Do underlying cardiovascular diseases have any impact on hospitalised patients with COVID-19?
Heart. 2020 May 25;:
Authors: Zhang J, Lu S, Wang X, Jia X, Li J, Lei H, Liu Z, Liao F, Ji M, Lv X, Kang J, Tian S, Ma J, Wu D, Gong Y, Xu Y, Dong W
OBJECTIVES: An outbreak of the highly contagious severe acute respiratory syndrome coronavirus 2 (SARS-CoV-2) has sickened thousands of people in China. The purpose of this study was to explore the early clinical characteristics of COVID-19 patients with cardiovascular disease (CVD).

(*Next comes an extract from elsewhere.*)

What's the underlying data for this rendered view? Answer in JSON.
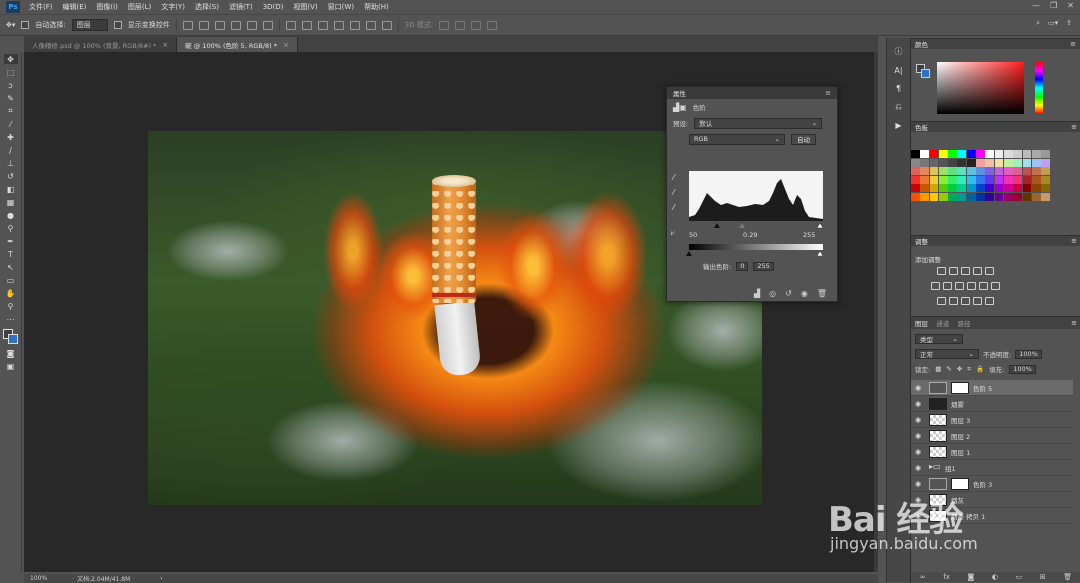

METHODS: This is a retrospective analysis of patients with COVID-19 from a single centre. All patients underwent real-time reverse transcription PCR for SARS-CoV-2 on admission. Demographic and clinical factors and laboratory data were reviewed and collected to evaluate for significant associations.
RESULTS: The study included 541 patients with COVID-19. A total of 144 (26.6%) patients had a history of CVD. The mortality of patients with CVD reached 22.2%, which was higher than that of the overall population of this study (9.8%). Patients with CVD were also more likely to develop liver function abnormality, elevated blood creatinine and lactic dehydrogenase (p<0.05). Symptoms of sputum production were more common in patients with CVD (p=0.026). Lymphocytes, haemoglobin and albumin below the normal range were pervasive in the CVD group (p<0.05). The proportion of critically ill patients in the CVD group (27.8%) was significantly higher than that in the non-CVD group (8.8%). Multivariable logistic regression analysis revealed that CVD (OR: 2.735 (95% CI 1.495 to 5.003), p=0.001) was associated with critical COVID-19 condition, while patients with coronary heart disease were less likely to reach recovery standards (OR: 0.331 (95% CI 0.125 to 0.880), p=0.027).
CONCLUSIONS: Considering the high prevalence of CVD, a thorough CVD assessment at diagnosis and early intervention are recommended in COVID-19 patients with CVD. Patients with CVD are more vulnerable to deterioration.